We looked at various alternatives, and chose the SurfControl EMAIL Filter product. This is a rules-based blocking product. We have about 25 rules that we use here. Each rule looks at the message's content or source. Source blocking is done though known spammer lists. The server gets a fresh list of known spammers every night. If a message comes from a known spammer, then the message is blocked.

For the various rules, each message's content (all or part of the content, such as headers and attachments, who it is from, who it is to, etc) is examined. The words in the message are compared to various dictionaries, for example of adult words or shopping words. Each word in the dictionary has a value. All the found words' scores are totaled. The rule establishes a limit to the total score count. If a message is over the limit, it is blocked.

For example, suppose a "nature" dictionary contains the word "tree", and that word has a score of 40 points. If a message has 6 occurrences of the "tree" word, then the total score is 240. If we establish a rule that has a limit of 200 points from the 'nature' dictionary, then that message is over the limit.

If a message is caught by a rule, the software allows you to do several different things to the message. You can delete it, place it in a holding area, send a blind carbon to another person, send a canned reply to the sender, or allow the message.

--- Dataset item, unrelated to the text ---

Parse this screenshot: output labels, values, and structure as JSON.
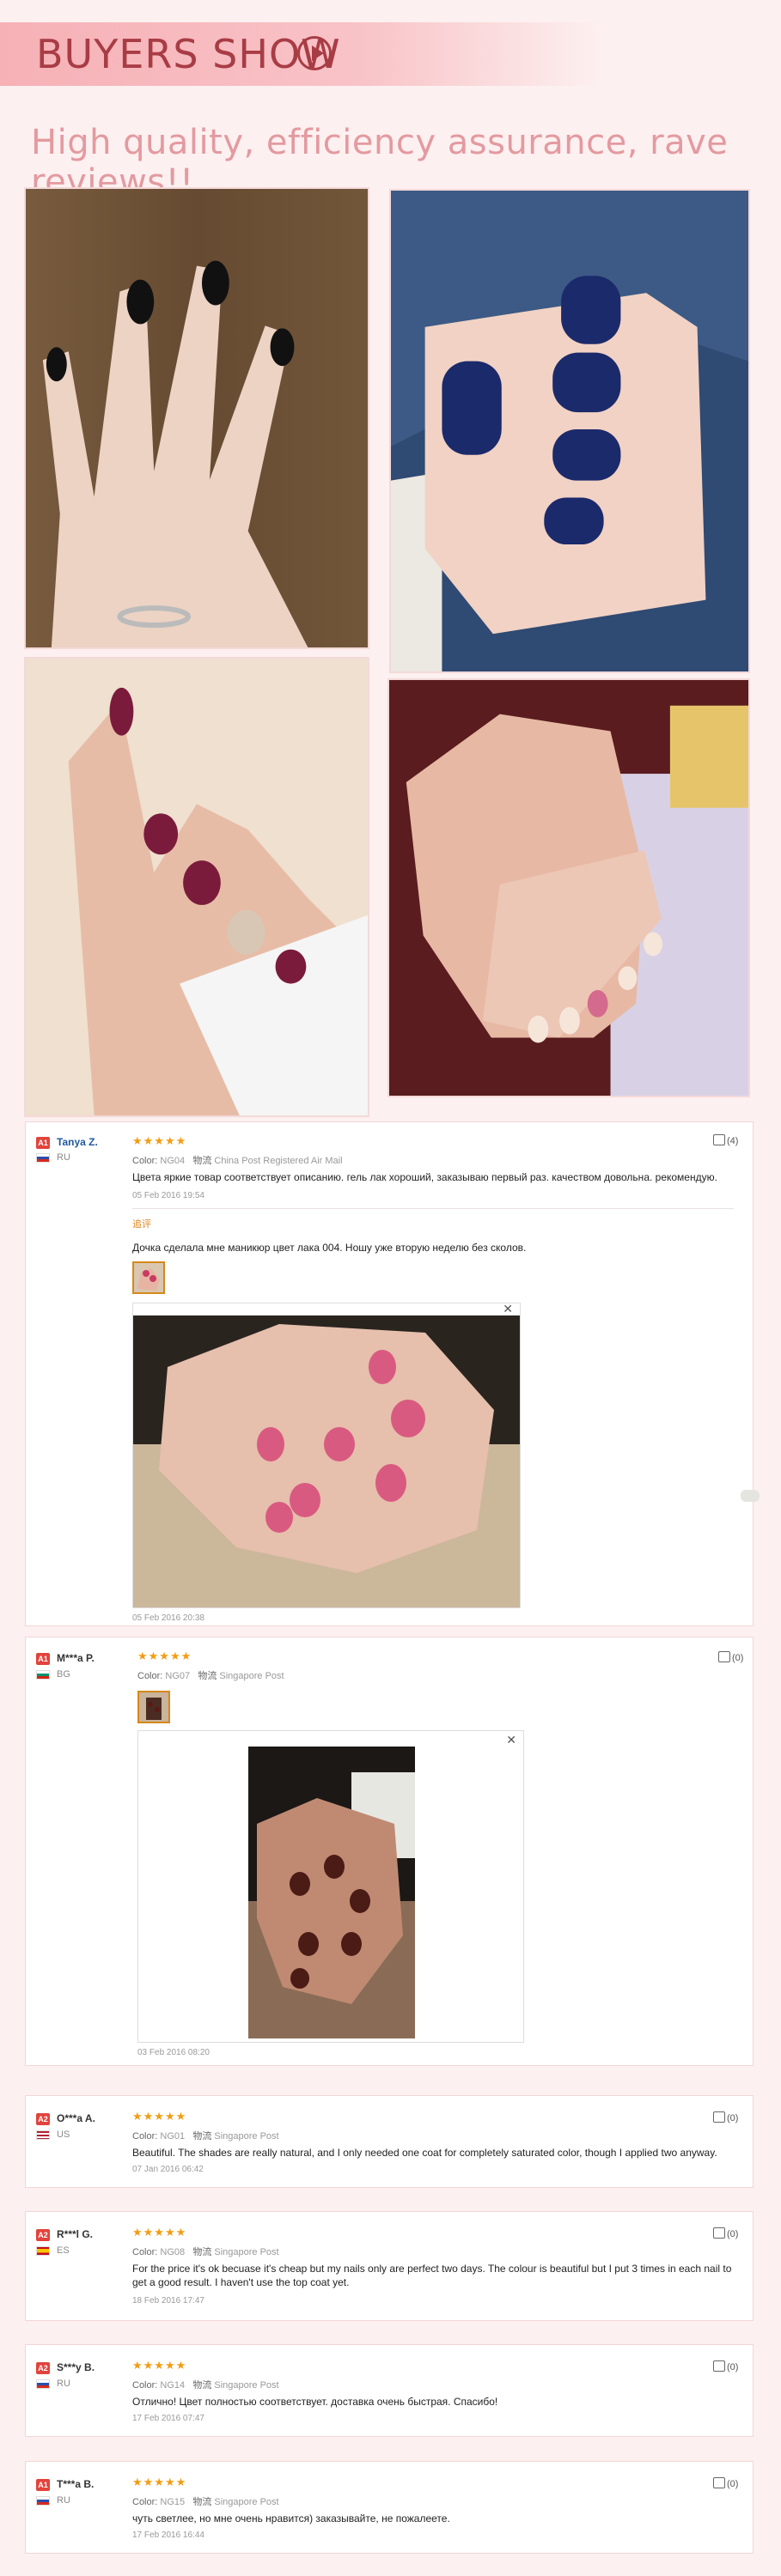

While we were testing the software, I set up the various rules to send blind carbons to me with the message subject changed, and let the message be delivered. I set up rules in my mailbox to place various message subjects in separate folders. So, to continue with the example, there would be a 'nature' folder for all the messages that ran afoul of the nature dictionary rule.

The purpose of that monitoring was to make sure that the planned rules didn't catch any valid messages. By looking at the blocked messages, I was able to fine-tune the rules to block the bad messages, while still allowing valid messages. Of course, this meant that my mailbox was subject to tons of all kinds of mail, from the R-rated jokes to worse, along with every pitch for every kind of product from printer toner to pills for every ailment (including ailments you wouldn't want to discuss in public). And, since I was looking at all mail, incoming and outgoing, I learned a few things about a few employees that I didn't really want to know.

(Most people don't know how transparent email systems are. Any message you send or get can be seen by any number of people. Email is not private, even with the protection of various federal wiretap and 'pen-register' laws. [Monitoring of your network access, whether at work or at home, is covered by many different federal and state laws. That's a subject for another time.])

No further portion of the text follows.